On Thu, Oct 06, 2016 at 03:31:59PM -0700, Grant wrote:
> 
> Does this look OK?  It looks to me like heavy swapping in and out with
> plenty of free memory (minus buffers/cache).
> 

Have you looked at the _units_ displayed by vmstat and munin? You're
looking at **kilobytes** being swapped and calling that _heavy swapping_...

In general your system shows that you have a lot of memory used as cache,
and I would guess that the kernel thinks its better to keep using that
memory for caching and swap out the occasional page of application data.
The alternative would be dropping some cache - might be worse for
performance. Swapping does not seem to be something that could be causing
any issues for you.

Do you even have an issue with response times of your webservers? If so
(which you haven't explicitly stated here) it would be better for you to
look at things from that end - what is taking long in the webserver and
what is causing those things to take that long.

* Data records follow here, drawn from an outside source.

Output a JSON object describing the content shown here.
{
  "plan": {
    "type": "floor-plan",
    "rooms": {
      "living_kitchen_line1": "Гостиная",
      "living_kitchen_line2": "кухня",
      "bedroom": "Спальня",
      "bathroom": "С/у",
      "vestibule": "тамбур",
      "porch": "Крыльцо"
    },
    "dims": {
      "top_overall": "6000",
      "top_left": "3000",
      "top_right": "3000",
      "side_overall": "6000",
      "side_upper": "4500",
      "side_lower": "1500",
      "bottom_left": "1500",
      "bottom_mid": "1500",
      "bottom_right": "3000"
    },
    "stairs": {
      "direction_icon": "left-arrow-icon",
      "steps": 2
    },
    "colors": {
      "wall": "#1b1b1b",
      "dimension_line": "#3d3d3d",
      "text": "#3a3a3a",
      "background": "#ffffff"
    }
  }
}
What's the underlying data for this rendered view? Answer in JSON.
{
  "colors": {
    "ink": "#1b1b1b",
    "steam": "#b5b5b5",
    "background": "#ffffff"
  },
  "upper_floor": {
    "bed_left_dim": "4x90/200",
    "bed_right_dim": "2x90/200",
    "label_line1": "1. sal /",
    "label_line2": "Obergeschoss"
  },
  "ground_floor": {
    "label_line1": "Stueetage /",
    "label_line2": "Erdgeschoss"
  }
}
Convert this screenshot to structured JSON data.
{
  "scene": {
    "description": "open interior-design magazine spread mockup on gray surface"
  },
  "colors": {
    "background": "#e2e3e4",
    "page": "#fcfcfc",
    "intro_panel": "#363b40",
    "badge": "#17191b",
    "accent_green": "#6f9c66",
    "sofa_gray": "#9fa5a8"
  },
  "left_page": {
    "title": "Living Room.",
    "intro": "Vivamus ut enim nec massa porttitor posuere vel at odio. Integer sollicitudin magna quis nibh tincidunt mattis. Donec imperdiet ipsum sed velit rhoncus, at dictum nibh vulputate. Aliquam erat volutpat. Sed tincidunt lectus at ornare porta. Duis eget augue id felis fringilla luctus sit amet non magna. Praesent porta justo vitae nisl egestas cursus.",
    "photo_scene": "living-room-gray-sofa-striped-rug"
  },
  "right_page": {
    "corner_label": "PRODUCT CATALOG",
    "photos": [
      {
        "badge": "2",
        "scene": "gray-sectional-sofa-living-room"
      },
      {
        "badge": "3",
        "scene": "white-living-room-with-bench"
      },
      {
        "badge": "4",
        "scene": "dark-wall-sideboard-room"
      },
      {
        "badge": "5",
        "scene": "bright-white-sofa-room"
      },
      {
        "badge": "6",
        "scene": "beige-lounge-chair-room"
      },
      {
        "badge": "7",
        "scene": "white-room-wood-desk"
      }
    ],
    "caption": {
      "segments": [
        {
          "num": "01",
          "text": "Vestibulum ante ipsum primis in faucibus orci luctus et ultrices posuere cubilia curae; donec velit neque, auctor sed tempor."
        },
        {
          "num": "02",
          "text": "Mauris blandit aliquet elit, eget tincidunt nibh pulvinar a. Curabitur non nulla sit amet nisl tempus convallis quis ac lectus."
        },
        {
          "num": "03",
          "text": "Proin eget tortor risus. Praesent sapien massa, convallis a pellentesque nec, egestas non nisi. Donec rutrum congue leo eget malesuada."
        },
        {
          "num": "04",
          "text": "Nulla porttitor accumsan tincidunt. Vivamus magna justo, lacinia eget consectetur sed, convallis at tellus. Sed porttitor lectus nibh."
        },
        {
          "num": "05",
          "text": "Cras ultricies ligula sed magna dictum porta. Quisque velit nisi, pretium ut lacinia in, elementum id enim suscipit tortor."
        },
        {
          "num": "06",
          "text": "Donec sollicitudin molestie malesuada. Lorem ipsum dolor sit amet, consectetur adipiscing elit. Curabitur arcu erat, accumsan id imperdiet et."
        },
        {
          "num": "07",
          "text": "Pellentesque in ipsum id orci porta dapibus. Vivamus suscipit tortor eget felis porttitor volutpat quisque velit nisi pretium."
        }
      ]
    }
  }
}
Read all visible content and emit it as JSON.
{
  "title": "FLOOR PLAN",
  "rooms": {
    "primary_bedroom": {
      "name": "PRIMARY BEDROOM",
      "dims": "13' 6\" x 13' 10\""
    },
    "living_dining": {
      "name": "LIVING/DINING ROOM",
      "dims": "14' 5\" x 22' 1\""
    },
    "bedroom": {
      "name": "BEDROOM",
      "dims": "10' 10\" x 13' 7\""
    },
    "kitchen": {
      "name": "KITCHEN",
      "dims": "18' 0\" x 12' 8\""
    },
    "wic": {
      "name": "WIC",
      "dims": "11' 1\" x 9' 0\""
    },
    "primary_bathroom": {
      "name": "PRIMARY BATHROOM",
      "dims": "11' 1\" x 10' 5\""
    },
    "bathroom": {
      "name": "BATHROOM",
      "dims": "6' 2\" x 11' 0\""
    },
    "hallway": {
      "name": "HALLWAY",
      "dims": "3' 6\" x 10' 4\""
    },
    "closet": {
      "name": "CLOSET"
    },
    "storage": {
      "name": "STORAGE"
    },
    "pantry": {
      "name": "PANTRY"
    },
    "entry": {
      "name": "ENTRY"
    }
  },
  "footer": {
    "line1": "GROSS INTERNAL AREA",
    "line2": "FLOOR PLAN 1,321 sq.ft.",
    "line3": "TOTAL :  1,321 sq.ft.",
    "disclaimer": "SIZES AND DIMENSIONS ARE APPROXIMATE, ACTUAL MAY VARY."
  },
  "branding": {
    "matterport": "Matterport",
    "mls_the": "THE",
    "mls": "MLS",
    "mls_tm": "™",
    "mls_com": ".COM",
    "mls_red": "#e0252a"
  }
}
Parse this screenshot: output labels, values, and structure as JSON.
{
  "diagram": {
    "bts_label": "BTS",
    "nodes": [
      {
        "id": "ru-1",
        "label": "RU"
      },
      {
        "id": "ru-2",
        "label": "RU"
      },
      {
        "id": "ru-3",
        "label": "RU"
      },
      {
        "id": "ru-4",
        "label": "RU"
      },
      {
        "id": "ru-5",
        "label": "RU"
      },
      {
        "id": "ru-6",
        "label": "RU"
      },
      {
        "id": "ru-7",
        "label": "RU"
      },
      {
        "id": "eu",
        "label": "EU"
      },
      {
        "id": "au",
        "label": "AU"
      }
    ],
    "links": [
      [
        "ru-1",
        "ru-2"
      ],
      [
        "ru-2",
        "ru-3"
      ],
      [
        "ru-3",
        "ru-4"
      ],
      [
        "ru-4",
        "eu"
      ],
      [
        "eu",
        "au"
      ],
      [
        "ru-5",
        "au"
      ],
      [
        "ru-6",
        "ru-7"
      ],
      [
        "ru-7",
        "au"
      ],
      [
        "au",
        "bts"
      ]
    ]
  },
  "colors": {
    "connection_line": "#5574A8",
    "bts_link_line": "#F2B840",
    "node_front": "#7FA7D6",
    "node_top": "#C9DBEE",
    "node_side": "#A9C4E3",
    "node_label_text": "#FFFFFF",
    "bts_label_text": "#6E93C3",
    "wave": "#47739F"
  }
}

As it stands, you're using anti-methods of performance analysis:

    Streetlight Anti-Method:

        1. Pick observability tools there are familiar
        2. Run tools
        3. Look for obvious issues

and
    
    Traffic Light Anti-Method

        1. Open dashboard (munin)
        2. All green? Assume everything is good
        3. Something red? Assume that's a problem

If you're really interested in this kind of stuff I recommend checking out
the materials that Brendan Gregg has gathered over the years.